In terms of the 3.6’s fit and finish, more expensive and exotic fabrics would help. More exotic wood sides and finely made hardware would really help make the speaker look more twenty-first century. One only has to look at the MartinLogan Summits (a far more expensive pair of speakers, you will note) to see how such a feat can be achieved.
The 3.6's crossover is a bit clunky-looking and not exactly stable when mounted on the back of the Magneplanar's frame. In fact, the crossover is the only thing that somewhat indicates the 3.6's price bracket. Simple engineering could have cost-effectively solved this design issue.
Lastly, the 3.6s do need a quite bit of power. Any Maggie dealer will tell you that this is not a speaker that you should ever hook up to a receiver. Even so, you don't have to spend a fortune on power the way some other folks may have you believe. I found the Outlaw 7200 amp to be very good at controlling the 3.6s’ large panels, while allowing the ribbon to just sing. With any luck, your dealer will have a barrage of different amps to test with the 3.6s. Just be sure you start with the cheapest and work your way up, so that you can hear what exactly you're paying for. Beyond Outlaw, Rotel and NAD come to mind as good matches for some 3.6s.

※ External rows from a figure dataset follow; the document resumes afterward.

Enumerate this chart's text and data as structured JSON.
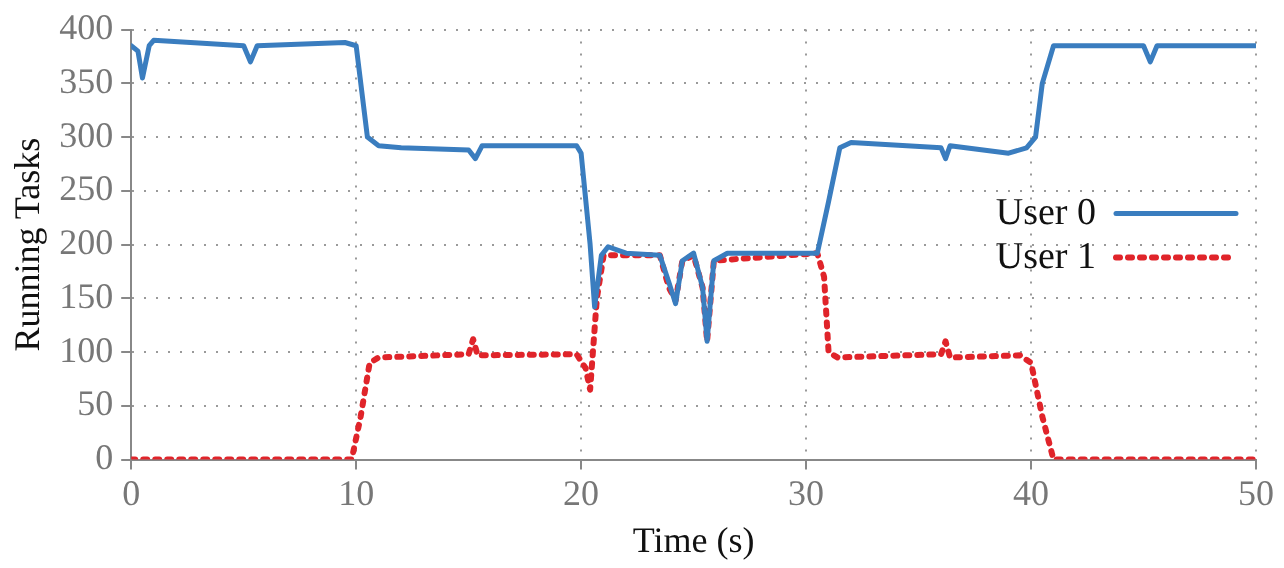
{
  "chart_data": {
    "type": "line",
    "xlabel": "Time (s)",
    "ylabel": "Running Tasks",
    "xlim": [
      0,
      50
    ],
    "xticks": [
      0,
      10,
      20,
      30,
      40,
      50
    ],
    "ylim": [
      0,
      400
    ],
    "yticks": [
      0,
      50,
      100,
      150,
      200,
      250,
      300,
      350,
      400
    ],
    "grid": true,
    "legend": "right",
    "marker": "none",
    "series": [
      {
        "name": "User 0",
        "color": "#3a7dbf",
        "line_style": "solid",
        "x": [
          0,
          0.3,
          0.5,
          0.8,
          1,
          5,
          5.3,
          5.6,
          9.5,
          10,
          10.5,
          11,
          12,
          15,
          15.3,
          15.6,
          19.8,
          20,
          20.4,
          20.6,
          20.9,
          21.2,
          22,
          23.5,
          23.9,
          24.2,
          24.5,
          25,
          25.4,
          25.6,
          25.9,
          26.5,
          30.5,
          31,
          31.5,
          32,
          36,
          36.2,
          36.4,
          39,
          39.8,
          40.2,
          40.5,
          41,
          45,
          45.3,
          45.6,
          50
        ],
        "values": [
          385,
          380,
          355,
          385,
          390,
          385,
          370,
          385,
          388,
          385,
          300,
          292,
          290,
          288,
          280,
          292,
          292,
          285,
          200,
          142,
          190,
          198,
          192,
          190,
          165,
          145,
          185,
          192,
          160,
          110,
          185,
          192,
          192,
          240,
          290,
          295,
          290,
          280,
          292,
          285,
          290,
          300,
          350,
          385,
          385,
          370,
          385,
          385
        ]
      },
      {
        "name": "User 1",
        "color": "#e0242a",
        "line_style": "dotted",
        "x": [
          0,
          9.8,
          10.2,
          10.6,
          11,
          15,
          15.2,
          15.4,
          19.8,
          20.2,
          20.4,
          20.7,
          21,
          23.5,
          23.9,
          24.2,
          24.5,
          25,
          25.4,
          25.6,
          25.9,
          30.5,
          30.8,
          31,
          31.4,
          36,
          36.2,
          36.4,
          39.5,
          40,
          40.5,
          41,
          50
        ],
        "values": [
          0,
          0,
          40,
          90,
          95,
          98,
          112,
          97,
          98,
          85,
          65,
          150,
          190,
          190,
          160,
          148,
          185,
          190,
          160,
          110,
          185,
          192,
          170,
          100,
          95,
          98,
          110,
          95,
          97,
          90,
          40,
          0,
          0
        ]
      }
    ]
  }
}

The biggest downside to the Magnepan 3.6s is the fact that they've been plagued with so much audiophile misinformation and stereotyping that this has limited their market share. Their own singular focus on the audiophile market for marketing hasn’t helped them achieve the mainstream consumer demand they could and should have. At this level, they could learn a lesson from Bose and open up to new (in Bose’s case – all) market channels, because I think that if more people could hear these speakers, they would learn to love them.
Let’s not beat around the bush. The 3.6s are amazing speakers. With a base price under $4,500, it becomes more and more difficult to justify buying more costly high-end speakers. Sure, the 3.6s are large and they may be a bit old-fashioned looking, but their sheer musicality and live sound is just staggering. They sound like no speakers I’ve ever heard before, in that they don’t sound like speakers at all. They sound like music.

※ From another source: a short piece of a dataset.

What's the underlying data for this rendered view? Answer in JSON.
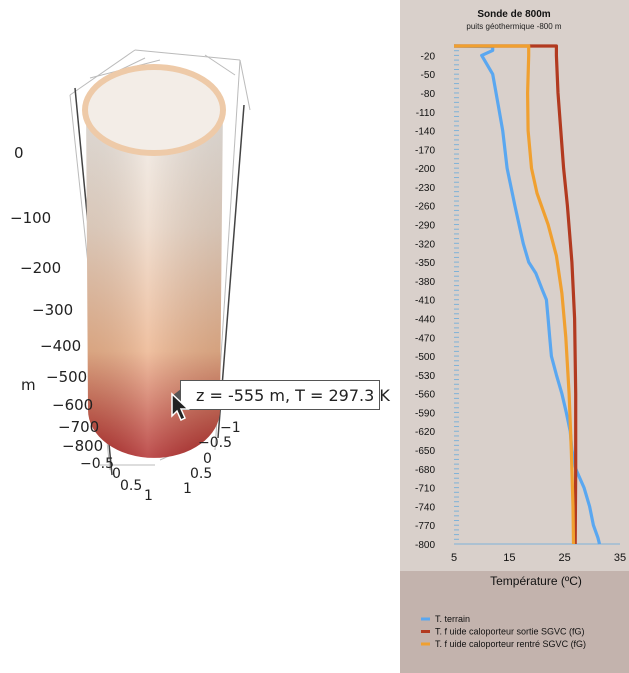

At no point during my time with the Magnepan Magneplanar 3.6 speakers did I ever feel as if I was listening to a prerecorded event. Everything through the 3.6s sounds either live or somehow authentic to the studio. Sure, there are those out there who will say, “Yeah, but Wilson WATT Puppies will give you a better soundstage, and Revels will do deeper bass, blah blah blah.” I don’t care. That’s more of the audiophile crap that I was talking about. The 3.6s aren’t perfect, but for my money, they are the most emotionally honest and involving speakers I have heard anywhere near their price range.